Regarding the technique, in recent years, advances have allowed the use of a single needle instead of two. Several studies in the literature have demonstrated no superiority in the two-needle method in terms of pain reduction, calcification reduction, and/or ROM improvement. Generally, the two-needle technique is more suitable for harder calcifications, while the one-needle technique is more effective in the presence of soft calcifications with little acoustic shadowing [36]. This should result in a tailored approach based on the patient’s and the calcification’s characteristics. However, it is relevant to underline the methodological differences between our observational case series study and randomised controlled trials, which should lead to a cautious interpretation. Moreover, although the present study demonstrated statistically significant improvements in pain reduction and functional outcomes, it is essential to underline that p-values alone do not always reflect the clinical significance of results, which can be affected by small sample sizes. As Sullivan and Feinn [37] emphasised, including effect size measurements is critical in quantifying the magnitude of the observed effects and assessing their practical relevance. Among all of the outcomes, only pain intensity (NRS), upper limb disability (DASH), calcification size, and passive shoulder flexion demonstrated both statistical significance and medium-to-large effect sizes, thus meeting the criteria for clinical relevance. Other outcomes, despite statistical significance, showed small effect sizes and should, therefore, be interpreted with caution. These findings support a selective interpretation of results based on both statistical and clinical thresholds, especially in small-sample observational studies.
The most applied alternative option to ultrasound-guided percutaneous aspiration is ESWT. This approach is effective in eliminating calcification and in increasing function [38]. The method, however, can cause significant pain and requires multiple sessions [39]. Moreover, there are considerable differences in the EFD, the number of impulses, and the interval of administration [5]. The results obtained with US-guided percutaneous aspiration are, at least, similar to the best data published for ESWT [38]. Some authors have concluded that, even if both approaches are valid, US-guided percutaneous aspiration is associated with a greater reduction in calcification; a greater reduction in pain, with less pain during the treatment; and major cost-effectiveness.
Study Limitations
We are aware that the results of this study should be interpreted with caution because it had several limitations.
Firstly, the small sample size and the study design did not allow a direct comparison between subjects undergoing the procedure and patients treated exclusively with conventional physiotherapy. Moreover, the impossibility of randomisation, which was not foreseen by the observational study, led to a significant selection bias, which was increased by the reduced sample size. Furthermore, the measurements at the planned follow-ups were carried out by different non-blinded physiatrists, making a measurement bias conceivable (e.g., the interpretation of subjective outcomes, such as pain). However, to reduce inter-observer variability, all the physiatrists involved received the same training on outcome assessment and followed a standardised evaluation protocol.
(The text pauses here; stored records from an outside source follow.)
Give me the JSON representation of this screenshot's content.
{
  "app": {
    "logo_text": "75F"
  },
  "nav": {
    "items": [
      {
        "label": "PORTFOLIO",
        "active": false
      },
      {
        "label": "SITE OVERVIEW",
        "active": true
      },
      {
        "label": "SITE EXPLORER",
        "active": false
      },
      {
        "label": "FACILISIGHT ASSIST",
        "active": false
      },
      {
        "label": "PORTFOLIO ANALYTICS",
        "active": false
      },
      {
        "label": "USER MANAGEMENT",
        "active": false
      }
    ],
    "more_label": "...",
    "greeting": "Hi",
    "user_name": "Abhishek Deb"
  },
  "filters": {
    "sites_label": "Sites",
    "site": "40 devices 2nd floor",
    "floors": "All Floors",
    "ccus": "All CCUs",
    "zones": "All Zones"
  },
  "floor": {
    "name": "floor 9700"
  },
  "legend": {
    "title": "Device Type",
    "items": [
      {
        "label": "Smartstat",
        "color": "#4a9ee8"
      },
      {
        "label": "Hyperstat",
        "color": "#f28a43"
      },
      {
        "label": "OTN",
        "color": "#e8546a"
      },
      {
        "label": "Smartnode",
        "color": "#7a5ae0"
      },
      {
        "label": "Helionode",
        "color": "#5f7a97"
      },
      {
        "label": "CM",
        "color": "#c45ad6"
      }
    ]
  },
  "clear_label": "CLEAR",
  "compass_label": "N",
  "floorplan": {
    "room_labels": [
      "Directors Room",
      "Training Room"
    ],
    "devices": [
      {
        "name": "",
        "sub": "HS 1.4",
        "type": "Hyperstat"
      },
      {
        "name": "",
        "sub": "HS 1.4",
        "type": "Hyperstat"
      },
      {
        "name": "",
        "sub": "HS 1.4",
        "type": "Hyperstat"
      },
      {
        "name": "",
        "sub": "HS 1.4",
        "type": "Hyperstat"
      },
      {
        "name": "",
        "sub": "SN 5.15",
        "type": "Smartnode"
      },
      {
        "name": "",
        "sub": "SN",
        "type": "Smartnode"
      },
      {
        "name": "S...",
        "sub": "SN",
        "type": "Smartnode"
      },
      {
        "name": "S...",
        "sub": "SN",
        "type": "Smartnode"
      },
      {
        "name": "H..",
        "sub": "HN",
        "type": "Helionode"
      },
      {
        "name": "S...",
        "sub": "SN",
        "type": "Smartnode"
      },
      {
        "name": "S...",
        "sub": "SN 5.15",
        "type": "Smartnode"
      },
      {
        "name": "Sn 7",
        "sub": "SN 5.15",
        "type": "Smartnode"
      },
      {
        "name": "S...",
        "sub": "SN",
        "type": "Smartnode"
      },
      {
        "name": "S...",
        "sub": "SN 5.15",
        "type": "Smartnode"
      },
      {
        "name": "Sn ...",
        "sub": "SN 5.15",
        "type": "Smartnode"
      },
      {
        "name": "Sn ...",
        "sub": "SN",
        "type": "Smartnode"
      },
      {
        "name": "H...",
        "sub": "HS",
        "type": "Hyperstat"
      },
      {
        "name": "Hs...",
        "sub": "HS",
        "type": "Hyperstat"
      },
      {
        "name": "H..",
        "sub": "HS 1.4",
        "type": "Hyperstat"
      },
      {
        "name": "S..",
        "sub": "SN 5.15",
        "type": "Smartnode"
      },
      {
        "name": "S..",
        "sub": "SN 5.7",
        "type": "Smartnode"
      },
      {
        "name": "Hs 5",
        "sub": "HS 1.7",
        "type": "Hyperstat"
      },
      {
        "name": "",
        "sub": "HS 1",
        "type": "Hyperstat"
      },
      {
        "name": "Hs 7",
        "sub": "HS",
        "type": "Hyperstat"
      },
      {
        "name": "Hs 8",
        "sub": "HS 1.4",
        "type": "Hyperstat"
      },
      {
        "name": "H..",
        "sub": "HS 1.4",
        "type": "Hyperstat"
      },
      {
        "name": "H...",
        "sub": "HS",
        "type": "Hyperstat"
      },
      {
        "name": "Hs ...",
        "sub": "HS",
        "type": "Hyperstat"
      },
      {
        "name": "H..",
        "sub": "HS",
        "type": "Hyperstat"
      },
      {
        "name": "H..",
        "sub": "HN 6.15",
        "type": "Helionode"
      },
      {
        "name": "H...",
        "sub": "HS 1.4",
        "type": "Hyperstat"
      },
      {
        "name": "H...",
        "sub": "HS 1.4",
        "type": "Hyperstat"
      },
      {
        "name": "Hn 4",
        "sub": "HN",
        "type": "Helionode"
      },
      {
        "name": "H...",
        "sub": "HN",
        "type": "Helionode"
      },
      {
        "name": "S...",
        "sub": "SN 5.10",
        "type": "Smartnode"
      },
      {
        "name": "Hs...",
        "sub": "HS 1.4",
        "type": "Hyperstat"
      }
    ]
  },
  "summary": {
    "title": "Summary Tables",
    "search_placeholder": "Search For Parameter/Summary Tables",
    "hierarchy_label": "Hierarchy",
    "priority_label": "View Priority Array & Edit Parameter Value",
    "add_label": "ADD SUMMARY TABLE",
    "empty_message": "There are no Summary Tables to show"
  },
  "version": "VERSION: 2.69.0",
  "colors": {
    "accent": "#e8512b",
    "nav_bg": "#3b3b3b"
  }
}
Secondly, the data came from patients affected by RCCT of the supraspinatus only, making it impossible to investigate the effectiveness of the method in the presence of RCCT in other locations. Another limitation was the lack of assessment of the patients’ mental status [40,41], a factor that could have influenced their treatment decisions. In addition, it has already been associated with impaired functional recovery after various procedures [42,43]. Finally, information relating to the patients’ work activities and sporting activities was collected fragmentarily and was often unavailable, not allowing for a correlation with such data.
5. Conclusions
Taken together, the findings of the present prospective case series study showed an improvement in the patients’ clinical and radiological outcomes after ultrasound-guided percutaneous aspiration for rotator cuff calcific tendinopathy, specifically regarding pain relief, reduction in disability, and improvements in shoulder flexion and calcification size. These results are supported by statistically significant findings and medium-to-large effect sizes.
On the other hand, it should be considered that the patients with large type I calcifications showed a regression in their symptoms and required further treatments.
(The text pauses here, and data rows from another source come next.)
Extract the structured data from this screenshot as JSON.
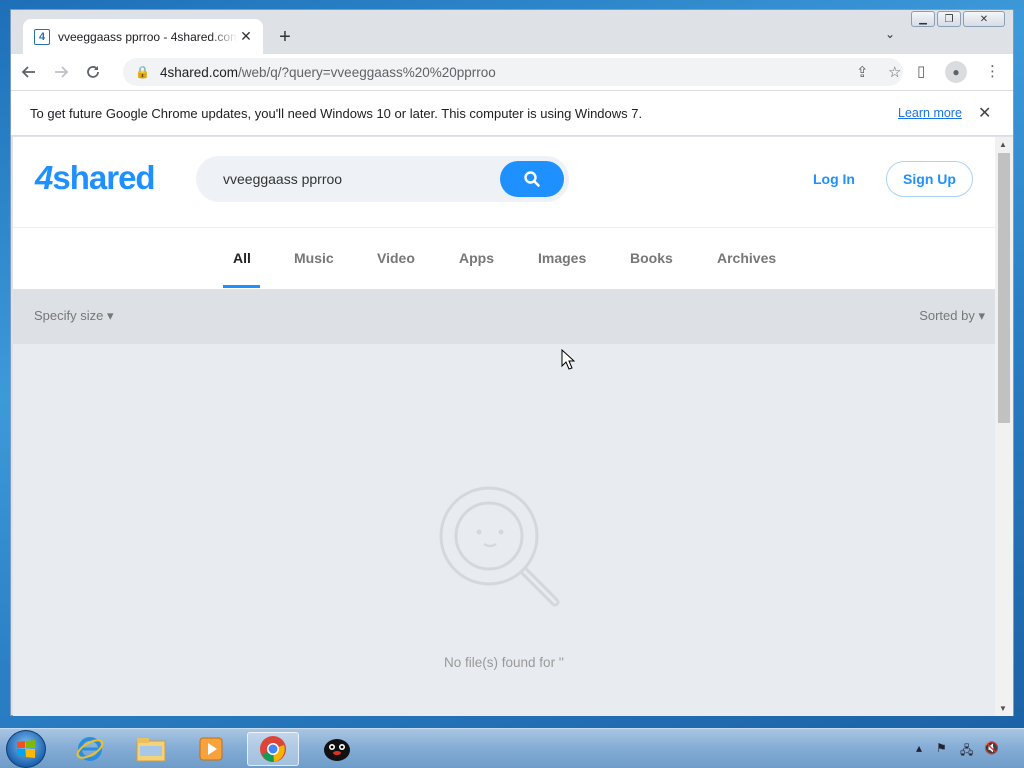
{
  "browser": {
    "tab_title": "vveeggaass pprroo - 4shared.com",
    "tab_favicon": "4",
    "new_tab_symbol": "+",
    "tab_close_symbol": "✕",
    "url_host": "4shared.com",
    "url_path": "/web/q/?query=vveeggaass%20%20pprroo",
    "infobar_message": "To get future Google Chrome updates, you'll need Windows 10 or later. This computer is using Windows 7.",
    "infobar_link": "Learn more"
  },
  "site": {
    "logo_number": "4",
    "logo_text": "shared",
    "search_value": "vveeggaass  pprroo",
    "login_label": "Log In",
    "signup_label": "Sign Up",
    "accent_color": "#1e90ff",
    "tabs": [
      {
        "label": "All",
        "active": true
      },
      {
        "label": "Music"
      },
      {
        "label": "Video"
      },
      {
        "label": "Apps"
      },
      {
        "label": "Images"
      },
      {
        "label": "Books"
      },
      {
        "label": "Archives"
      }
    ],
    "filter_size": "Specify size",
    "filter_sort": "Sorted by",
    "empty_message": "No file(s) found for ''"
  },
  "taskbar": {
    "apps": [
      "internet-explorer-icon",
      "file-explorer-icon",
      "media-player-icon",
      "chrome-icon",
      "penguin-app-icon"
    ]
  }
}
Considering the gravity of this disabling condition, which negatively impacts daily functioning, activities, and quality of life, the scientific literature should be used to further improve our knowledge of managing subjects who are affected by rotator cuff calcific tendinopathy.
Further studies with wider samples and longer follow-ups are necessary to confirm these data and to implement the use of this minimally invasive approach in clinical practice.
Author Contributions
Conceptualization, L.M., M.M., and A.d.S.; methodology, L.M. and N.M.; software, U.G.L.; validation, A.d.S.; formal analysis, L.M.; investigation, L.M.; resources, L.M. and M.M.; data curation, N.M.; writing—original draft preparation, L.M. and M.M.; writing—review and editing, L.M., M.M., G.G., and A.A.; visualisation, M.M. and A.d.S.; supervision, G.G. and A.A.; project administration, A.d.S. All authors have read and agreed to the published version of the manuscript.
Funding
This research received no external funding.
Institutional Review Board Statement
The study was conducted in accordance with the Declaration of Helsinki and approved by the Ethics Committee of the Campus Bio-Medico University of Rome (approval number 78/18, approval date 16 October 2018).
Informed Consent Statement
Informed consent was obtained from all subjects involved in the study. Written informed consent was obtained from the patients to publish this paper.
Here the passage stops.